Finance Director Rogers during Chamber Luncheon (KINY / Kevin Allen.)
Juneau, Alaska (KINY) – The Juneau Assembly continues to explore the proposal to remove the sales tax on food, and Juneau’s Finance Director laid out the current options being discussed to cover the revune loss during the Chamber of Commerce’s Weekly Luncheon.
Finance Director Jeff Rogers spoke about the exemption of sales tax on food, which may be put to voters later this year.
Rogers pointed out that this is not the first time an assembly brought up the idea to exempt food, saying that they found records of conversations spanning about 20 years on how the city would exempt food from sales tax.
The definition of food, in this case, is SNAP-eligible food, Rogers said that’s essentially groceries.
He provided an example of hot versus cold crab.
“The Supplemental Nutrition Assistance Program, which is the federal definition of food, which we might think of as groceries or food unprepared food for home, sometimes those terms get used, but snap eligible food is where the assembly landed as the thing to exempt, and under the snap eligible guidelines, all of those decisions have been made but it remains; cold crabs, food and hot crab is not food. So if we exempted food from sales tax, you will pay sales tax on cold crab but not hot crab.”
Rogers said the current food tax exemption ordinance would make non-profits not exempt from paying tax on goods.
“There appears to be some level of consensus about changing and repealing the sale by nonprofits. So the ordinance that the city attorney has worked on for the assembly, for now, would remove that exemption only for goods and not for services. That might actually be a good middle ground,” he said. “Most of what nonprofits do is services, it’s actually relatively uncommon for nonprofits to sell goods, they provide services and they sell services. So just dealing with goods and not services, so leaving sales exempt, might be a middle ground.”
He said the sale of goods by nonprofits would provide a small amount of revenue.

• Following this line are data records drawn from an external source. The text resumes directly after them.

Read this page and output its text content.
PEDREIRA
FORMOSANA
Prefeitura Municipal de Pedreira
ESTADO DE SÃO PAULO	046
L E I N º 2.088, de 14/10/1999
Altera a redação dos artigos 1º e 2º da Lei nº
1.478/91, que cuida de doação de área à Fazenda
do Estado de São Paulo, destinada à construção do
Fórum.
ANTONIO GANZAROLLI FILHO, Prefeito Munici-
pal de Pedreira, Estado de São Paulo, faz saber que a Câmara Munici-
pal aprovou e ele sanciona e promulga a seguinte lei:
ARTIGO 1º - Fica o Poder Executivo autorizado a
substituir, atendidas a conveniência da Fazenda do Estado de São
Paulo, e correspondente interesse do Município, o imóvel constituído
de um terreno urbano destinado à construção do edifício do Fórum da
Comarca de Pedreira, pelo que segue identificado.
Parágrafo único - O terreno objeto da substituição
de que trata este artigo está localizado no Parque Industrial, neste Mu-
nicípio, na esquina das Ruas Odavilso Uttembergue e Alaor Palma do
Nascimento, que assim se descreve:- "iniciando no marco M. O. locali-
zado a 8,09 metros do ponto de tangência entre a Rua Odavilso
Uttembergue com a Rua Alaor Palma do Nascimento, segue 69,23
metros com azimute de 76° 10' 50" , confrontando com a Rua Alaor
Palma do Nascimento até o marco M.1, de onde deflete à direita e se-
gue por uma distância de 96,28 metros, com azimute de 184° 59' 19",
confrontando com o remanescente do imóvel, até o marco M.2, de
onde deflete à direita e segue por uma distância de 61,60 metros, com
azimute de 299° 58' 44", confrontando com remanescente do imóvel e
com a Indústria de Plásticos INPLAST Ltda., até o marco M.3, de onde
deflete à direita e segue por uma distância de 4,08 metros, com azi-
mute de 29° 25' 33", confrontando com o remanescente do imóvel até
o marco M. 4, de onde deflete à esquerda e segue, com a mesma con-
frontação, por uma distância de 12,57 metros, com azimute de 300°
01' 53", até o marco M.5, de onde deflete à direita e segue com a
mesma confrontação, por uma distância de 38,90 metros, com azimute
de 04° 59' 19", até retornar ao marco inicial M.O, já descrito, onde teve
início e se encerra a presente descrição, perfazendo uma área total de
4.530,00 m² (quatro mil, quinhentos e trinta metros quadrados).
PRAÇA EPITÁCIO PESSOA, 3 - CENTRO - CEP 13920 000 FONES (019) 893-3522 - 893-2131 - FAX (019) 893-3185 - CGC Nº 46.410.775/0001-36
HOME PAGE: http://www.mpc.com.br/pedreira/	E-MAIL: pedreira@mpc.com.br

So the assembly has two options to cover the 6 million loss; cut the budget to cover the food exemption, or raise revenue.

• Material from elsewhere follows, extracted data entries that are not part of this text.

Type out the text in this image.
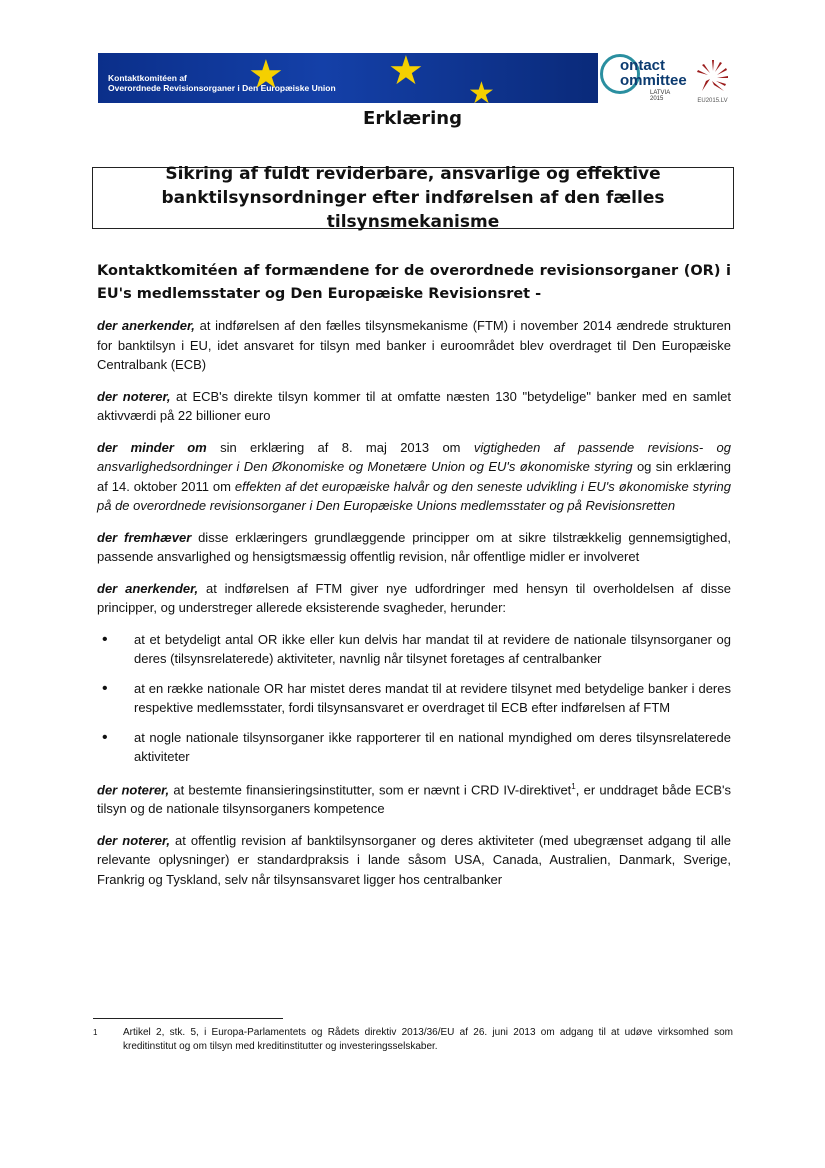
★	★
★
Kontaktkomitéen af
Overordnede Revisionsorganer i Den Europæiske Union
ontact
ommittee
LATVIA 2015	EU2015.LV
Erklæring
Sikring af fuldt reviderbare, ansvarlige og effektive banktilsynsordninger efter indførelsen af den fælles tilsynsmekanisme

Kontaktkomitéen af formændene for de overordnede revisionsorganer (OR) i EU's medlemsstater og Den Europæiske Revisionsret -

der anerkender, at indførelsen af den fælles tilsynsmekanisme (FTM) i november 2014 ændrede strukturen for banktilsyn i EU, idet ansvaret for tilsyn med banker i euroområdet blev overdraget til Den Europæiske Centralbank (ECB)

der noterer, at ECB's direkte tilsyn kommer til at omfatte næsten 130 "betydelige" banker med en samlet aktivværdi på 22 billioner euro

der minder om sin erklæring af 8. maj 2013 om vigtigheden af passende revisions- og ansvarlighedsordninger i Den Økonomiske og Monetære Union og EU's økonomiske styring og sin erklæring af 14. oktober 2011 om effekten af det europæiske halvår og den seneste udvikling i EU's økonomiske styring på de overordnede revisionsorganer i Den Europæiske Unions medlemsstater og på Revisionsretten

der fremhæver disse erklæringers grundlæggende principper om at sikre tilstrækkelig gennemsigtighed, passende ansvarlighed og hensigtsmæssig offentlig revision, når offentlige midler er involveret

der anerkender, at indførelsen af FTM giver nye udfordringer med hensyn til overholdelsen af disse principper, og understreger allerede eksisterende svagheder, herunder:

• at et betydeligt antal OR ikke eller kun delvis har mandat til at revidere de nationale tilsynsorganer og deres (tilsynsrelaterede) aktiviteter, navnlig når tilsynet foretages af centralbanker
• at en række nationale OR har mistet deres mandat til at revidere tilsynet med betydelige banker i deres respektive medlemsstater, fordi tilsynsansvaret er overdraget til ECB efter indførelsen af FTM
• at nogle nationale tilsynsorganer ikke rapporterer til en national myndighed om deres tilsynsrelaterede aktiviteter

der noterer, at bestemte finansieringsinstitutter, som er nævnt i CRD IV-direktivet$^1$, er unddraget både ECB's tilsyn og de nationale tilsynsorganers kompetence

der noterer, at offentlig revision af banktilsynsorganer og deres aktiviteter (med ubegrænset adgang til alle relevante oplysninger) er standardpraksis i lande såsom USA, Canada, Australien, Danmark, Sverige, Frankrig og Tyskland, selv når tilsynsansvaret ligger hos centralbanker

1	Artikel 2, stk. 5, i Europa-Parlamentets og Rådets direktiv 2013/36/EU af 26. juni 2013 om adgang til at udøve virksomhed som kreditinstitut og om tilsyn med kreditinstitutter og investeringsselskaber.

He went through some of the options weighed so far, raise the sales tax seasonally, or increase the mill rate.
“There is one fairly obvious alternative to doing anything on sales tax and you could exempt food, and you could make it up with property tax,nd so something on the order of one mil, 1.0 mil, makes up what we lose in exempting food so, so today, this year, current year, FY 22 the taxes you’ve already paid, were at a 10.56 mill rate and they are proposed to go back to what they have done for the last decade or so 10.66 in this year’s budget cycle. That’s a decision the assembly hasn’t made yet. The assembly could exempt food and set a mill rate of 11.56 or 11.66 and accomplish about the same end as it relates to municipal revenue.”
He added that, in his opinion, the assembly did not take the idea seriously when it was proposed.

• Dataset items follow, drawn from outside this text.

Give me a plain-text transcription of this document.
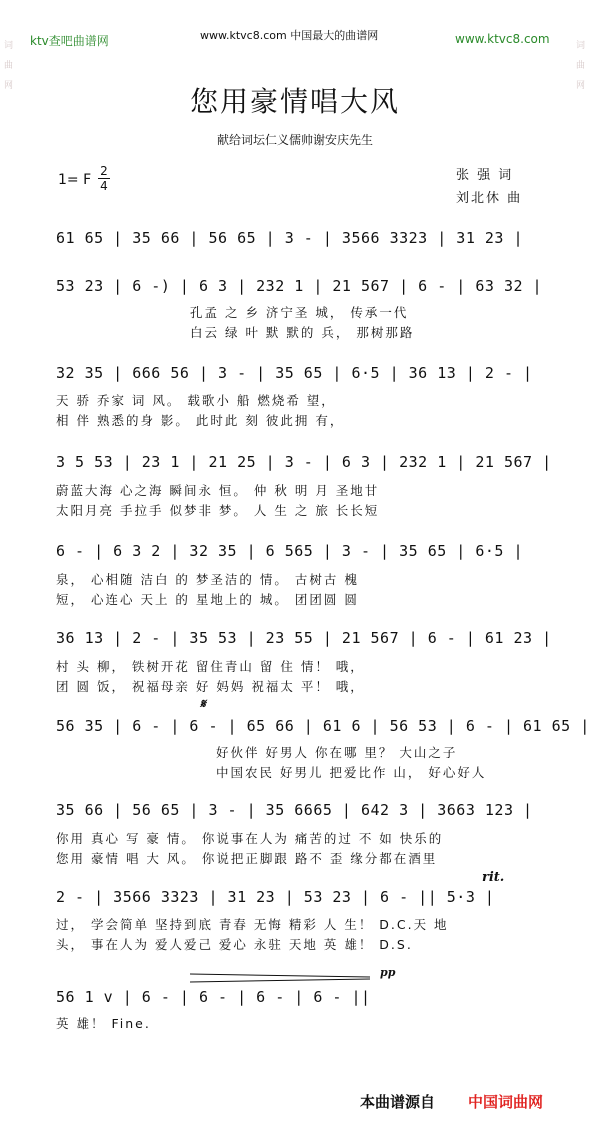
词
曲
网
词
曲
网
ktv查吧曲谱网	www.ktvc8.com 中国最大的曲谱网	www.ktvc8.com
您用豪情唱大风
献给词坛仁义儒帅谢安庆先生
1= F
2
4
张 强 词
刘北休 曲
61 65 | 35 66 | 56 65 | 3 - | 3566 3323 | 31 23 |
53 23 | 6 -) | 6 3 | 232 1 | 21 567 | 6 - | 63 32 |
孔孟 之 乡 济宁圣 城， 传承一代
白云 绿 叶 默 默的 兵， 那树那路
32 35 | 666 56 | 3 - | 35 65 | 6·5 | 36 13 | 2 - |
天 骄 乔家 词 风。 载歌小 船 燃烧希 望，
相 伴 熟悉的身 影。 此时此 刻 彼此拥 有，
3 5 53 | 23 1 | 21 25 | 3 - | 6 3 | 232 1 | 21 567 |
蔚蓝大海 心之海 瞬间永 恒。 仲 秋 明 月 圣地甘
太阳月亮 手拉手 似梦非 梦。 人 生 之 旅 长长短
6 - | 6 3 2 | 32 35 | 6 565 | 3 - | 35 65 | 6·5 |
泉， 心相随 洁白 的 梦圣洁的 情。 古树古 槐
短， 心连心 天上 的 星地上的 城。 团团圆 圆
36 13 | 2 - | 35 53 | 23 55 | 21 567 | 6 - | 61 23 |
村 头 柳， 铁树开花 留住青山 留 住 情！ 哦，
团 圆 饭， 祝福母亲 好 妈妈 祝福太 平！ 哦，
𝄋
56 35 | 6 - | 6 - | 65 66 | 61 6 | 56 53 | 6 - | 61 65 |
好伙伴 好男人 你在哪 里？ 大山之子
中国农民 好男儿 把爱比作 山， 好心好人
35 66 | 56 65 | 3 - | 35 6665 | 642 3 | 3663 123 |
你用 真心 写 豪 情。 你说事在人为 痛苦的过 不 如 快乐的
您用 豪情 唱 大 风。 你说把正脚跟 路不 歪 缘分都在酒里
rit.
2 - | 3566 3323 | 31 23 | 53 23 | 6 - || 5·3 |
过， 学会简单 坚持到底 青春 无悔 精彩 人 生！ D.C.天 地
头， 事在人为 爱人爱己 爱心 永驻 天地 英 雄！ D.S.
pp
56 1 v | 6 - | 6 - | 6 - | 6 - ||
英 雄！ Fine.
本曲谱源自 中国词曲网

As for the seasonal sales tax, the idea currently before the assembly is 5% in the winter and 6% during the summer.
“So for 12 months of the year, everybody in this room lives here for 12 months of the year, you will save 5% on your food bill, so everybody in the room saves 5% on your food bill but at the same time you spend 1% more on your summer nonfood bill, so you save 5% all year on food and you spend 1% more in the summer on everything but food.”
He said that the average Juneau household pays $455.56 a year in food taxes, and the total for non-foods is $2,885.11
Under the new structure with food tax-exempt and the sales tax put at 5% in the winter and 6% in the summer, the average household would pay $3,197.19 a year total in taxes for non-food items.
So then the total savings for an average household would equal $143.47.
Rogers stressed that the food tax exemption proposal is still a work in progress.
“None of this is a done deal. I think the assembly wants to hear from people who are impacted. We want better ideas. We want to know what the issues are,” he said. “So I think that we’re still in a generative phase on this.”